I obtained this data from Kaggle, which can be found here

We'll be focusing on the main race on Sunday.

In this project, I use different metrics to compare the two McLaren drivers in the 2007 season: Fernando Alonso (from Spain) and Lewis Hamilton (from the UK). A 2x world champion, Alonso has driven in F1 since 2001 and known to derive immense power from poorly engineered cars. Conversely, this is Hamilton's first season in Formula 1; he was previously racing in GP2 (a former F1 feeder).

Hamilton (22 years old in 2007) is younger and therefore less experienced driver than Alonso (26 years in 2007), so we would expect Alonso to perform better.
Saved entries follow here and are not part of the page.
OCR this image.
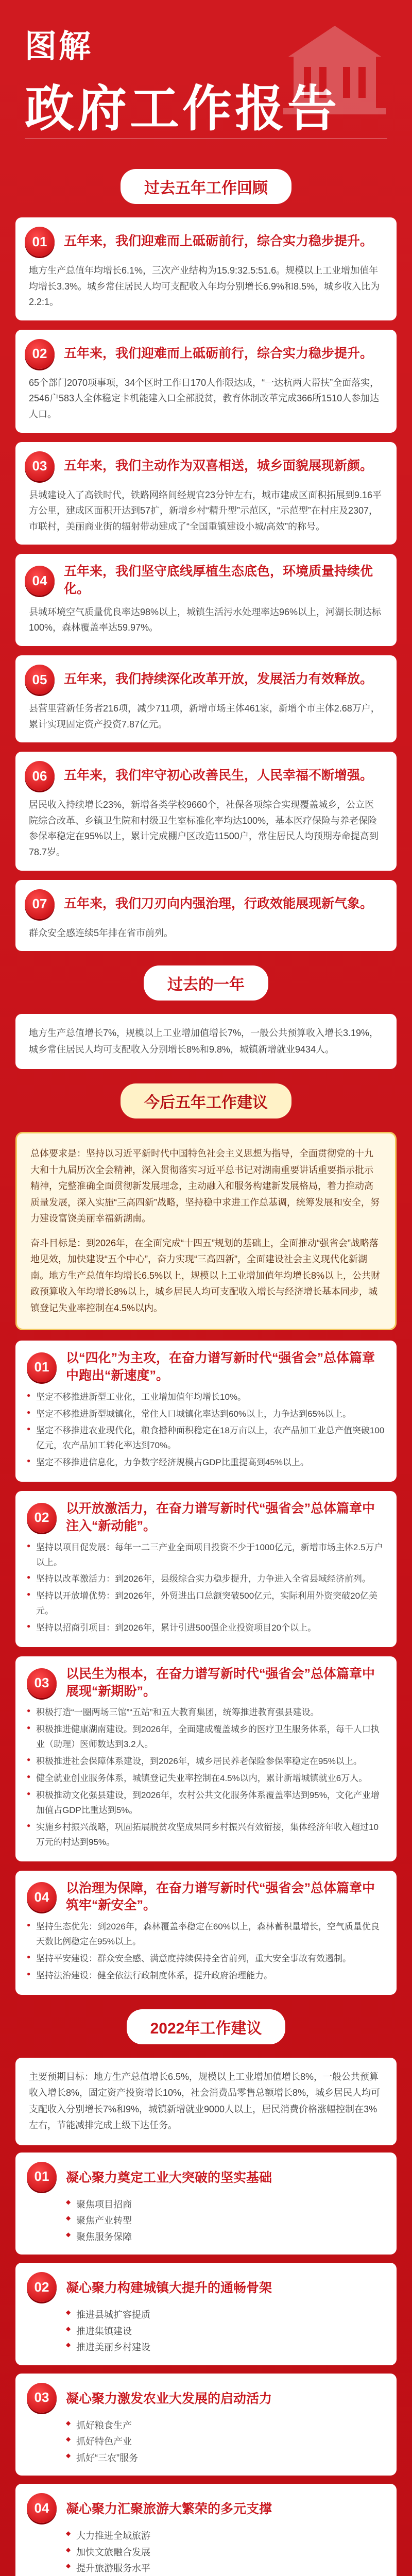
图解
政府工作报告
过去五年工作回顾
01	五年来，我们迎难而上砥砺前行，综合实力稳步提升。
地方生产总值年均增长6.1%，三次产业结构为15.9:32.5:51.6。规模以上工业增加值年均增长3.3%。城乡常住居民人均可支配收入年均分别增长6.9%和8.5%，城乡收入比为2.2:1。
02	五年来，我们迎难而上砥砺前行，综合实力稳步提升。
65个部门2070项事项，34个区时工作日170人作限达成，“一达杭两大帮扶”全面落实，2546户583人全体稳定卡机能建入口全部脱贫，教育体制改革完成366所1510人参加达人口。
03	五年来，我们主动作为双喜相送，城乡面貌展现新颜。
县城建设入了高铁时代，铁路网络间经规官23分钟左右，城市建成区面积拓展到9.16平方公里，建成区面积开达到57扩，新增乡村“精升型”示范区，“示范型”在村庄及2307，市联村，美丽商业街的辐射带动建成了“全国重镇建设小城/高效”的称号。
04
五年来，我们坚守底线厚植生态底色，环境质量持续优化。
县城环境空气质量优良率达98%以上，城镇生活污水处理率达96%以上，河湖长制达标100%，森林覆盖率达59.97%。
05	五年来，我们持续深化改革开放，发展活力有效释放。
县营里营新任务者216项，减少711项，新增市场主体461家，新增个市主体2.68万户，累计实现固定资产投资7.87亿元。
06	五年来，我们牢守初心改善民生，人民幸福不断增强。
居民收入持续增长23%，新增各类学校9660个，社保各项综合实现覆盖城乡，公立医院综合改革、乡镇卫生院和村级卫生室标准化率均达100%，基本医疗保险与养老保险参保率稳定在95%以上，累计完成棚户区改造11500户，常住居民人均预期寿命提高到78.7岁。
07	五年来，我们刀刃向内强治理，行政效能展现新气象。
群众安全感连续5年排在省市前列。
过去的一年
地方生产总值增长7%，规模以上工业增加值增长7%，一般公共预算收入增长3.19%，城乡常住居民人均可支配收入分别增长8%和9.8%，城镇新增就业9434人。
今后五年工作建议

总体要求是：坚持以习近平新时代中国特色社会主义思想为指导，全面贯彻党的十九大和十九届历次全会精神，深入贯彻落实习近平总书记对湖南重要讲话重要指示批示精神，完整准确全面贯彻新发展理念，主动融入和服务构建新发展格局，着力推动高质量发展，深入实施“三高四新”战略，坚持稳中求进工作总基调，统筹发展和安全，努力建设富饶美丽幸福新湖南。

奋斗目标是：到2026年，在全面完成“十四五”规划的基础上，全面推动“强省会”战略落地见效，加快建设“五个中心”，奋力实现“三高四新”，全面建设社会主义现代化新湖南。地方生产总值年均增长6.5%以上，规模以上工业增加值年均增长8%以上，公共财政预算收入年均增长8%以上，城乡居民人均可支配收入增长与经济增长基本同步，城镇登记失业率控制在4.5%以内。

01
以“四化”为主攻，在奋力谱写新时代“强省会”总体篇章中跑出“新速度”。
● 坚定不移推进新型工业化，工业增加值年均增长10%。
● 坚定不移推进新型城镇化，常住人口城镇化率达到60%以上，力争达到65%以上。
● 坚定不移推进农业现代化，粮食播种面积稳定在18万亩以上，农产品加工业总产值突破100亿元，农产品加工转化率达到70%。
● 坚定不移推进信息化，力争数字经济规模占GDP比重提高到45%以上。
02
以开放激活力，在奋力谱写新时代“强省会”总体篇章中注入“新动能”。
● 坚持以项目促发展：每年一二三产业全面项目投资不少于1000亿元，新增市场主体2.5万户以上。
● 坚持以改革激活力：到2026年，县级综合实力稳步提升，力争进入全省县域经济前列。
● 坚持以开放增优势：到2026年，外贸进出口总额突破500亿元，实际利用外资突破20亿美元。
● 坚持以招商引项目：到2026年，累计引进500强企业投资项目20个以上。
03
以民生为根本，在奋力谱写新时代“强省会”总体篇章中展现“新期盼”。
● 积极打造“一圈两场三馆”“五站”和五大教育集团，统筹推进教育强县建设。
● 积极推进健康湖南建设。到2026年，全面建成覆盖城乡的医疗卫生服务体系，每千人口执业（助理）医师数达到3.2人。
● 积极推进社会保障体系建设，到2026年，城乡居民养老保险参保率稳定在95%以上。
● 健全就业创业服务体系，城镇登记失业率控制在4.5%以内，累计新增城镇就业6万人。
● 积极推动文化强县建设，到2026年，农村公共文化服务体系覆盖率达到95%，文化产业增加值占GDP比重达到5%。
● 实施乡村振兴战略，巩固拓展脱贫攻坚成果同乡村振兴有效衔接，集体经济年收入超过10万元的村达到95%。
04
以治理为保障，在奋力谱写新时代“强省会”总体篇章中筑牢“新安全”。
● 坚持生态优先：到2026年，森林覆盖率稳定在60%以上，森林蓄积量增长，空气质量优良天数比例稳定在95%以上。
● 坚持平安建设：群众安全感、满意度持续保持全省前列，重大安全事故有效遏制。
● 坚持法治建设：健全依法行政制度体系，提升政府治理能力。
2022年工作建议
主要预期目标：地方生产总值增长6.5%，规模以上工业增加值增长8%，一般公共预算收入增长8%，固定资产投资增长10%，社会消费品零售总额增长8%，城乡居民人均可支配收入分别增长7%和9%，城镇新增就业9000人以上，居民消费价格涨幅控制在3%左右，节能减排完成上级下达任务。
01	凝心聚力奠定工业大突破的坚实基础
◆ 聚焦项目招商
◆ 聚焦产业转型
◆ 聚焦服务保障
02	凝心聚力构建城镇大提升的通畅骨架
◆ 推进县城扩容提质
◆ 推进集镇建设
◆ 推进美丽乡村建设
03	凝心聚力激发农业大发展的启动活力
◆ 抓好粮食生产
◆ 抓好特色产业
◆ 抓好“三农”服务
04	凝心聚力汇聚旅游大繁荣的多元支撑
◆ 大力推进全域旅游
◆ 加快文旅融合发展
◆ 提升旅游服务水平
The metrics we'll be using to evaluate each driver will be their ability to:

  • Begin towards the front of the pack (good grid/starting positioning).
  • Maintaining/Improving their positioning in each lap of a given race.
  • Win races.
  • Win points.

Wins and points will be more heavily weighted since these directly dictate a driver's standing in a season. However, grid and lap positioning heavily influence these two factors and can help undercover any nuances between drivers who have a similar number of wins/points.

In [1]:
from IPython.display import HTML

HTML('''<script>
code_show=true; 
function code_toggle() {
 if (code_show){
 $('div.input').hide();
 } else {
 $('div.input').show();
 }
 code_show = !code_show
} 
$( document ).ready(code_toggle);
</script>
<span style="font-weight:bold">
NOTE: The raw code for this notebook is by default hidden for easier reading.

To toggle on/off the raw code, click <a href="javascript:code_toggle()">here</a>.</span>''')
Out[1]:
NOTE: The raw code for this notebook is by default hidden for easier reading. To toggle on/off the raw code, click here.

2. Data Cleaning

Data Cleaning mostly consisted of flagging outliers, setting place holders for missing values, checking consistency between related variables, and renaming columns. After the files were cleaned, I used SQL to join relevant fields from different tables and then made some final changes prior to this analysis.

3. Preparation for Analysis

We'll start out by importing the relevant libraries and data. Please note you won't see anything in this section unless you toggle on the raw code.

In [2]:
# import libraries
import pandas as pd
import numpy as np
%matplotlib inline
import matplotlib.pyplot as plt
import seaborn as sns
import plotly.express as px
import plotly.graph_objects as go

# load up datasets
re = pd.read_pickle('final_data/agg_results')
ham_2007 = pd.read_pickle('final_data/ham_results')
ham_2007_lap = pd.read_pickle('final_data/lap_times')
lap_all = pd.read_pickle('final_data/lap_times_all')
ham_quali_2007 = pd.read_pickle('final_data/qualifying')

4. Grid Positioning

Right before the actual race begins, all the drivers position themselves along the track. The order of this positioning is determined by each driver's performance in qualifying. We deem that one driver outperforms another in any given race if their grid positioning is better/ahead of their teammate's grid positioning.

In [3]:
# explore relationship between qualifying/grid positioning and wins/podiums/positions on aggregate level
re_pos = re[['race', 'dname', 'position', 'grid']].copy()
re_pos['win'] = (re_pos.position == 1).astype('int64')
re_win_agg = re_pos.groupby(['grid'], as_index=False)['win'].sum()
re_win_agg = re_win_agg.loc[re_win_agg['grid'] > 0 ,]

fig = px.line(re_win_agg, x='grid', y='win', range_x=[0, 33], labels={'win': 'Number of Wins', 'grid': 'Grid Position'},
             title='Relationship of Starting Position and Wins (1950-2017)')
fig.show()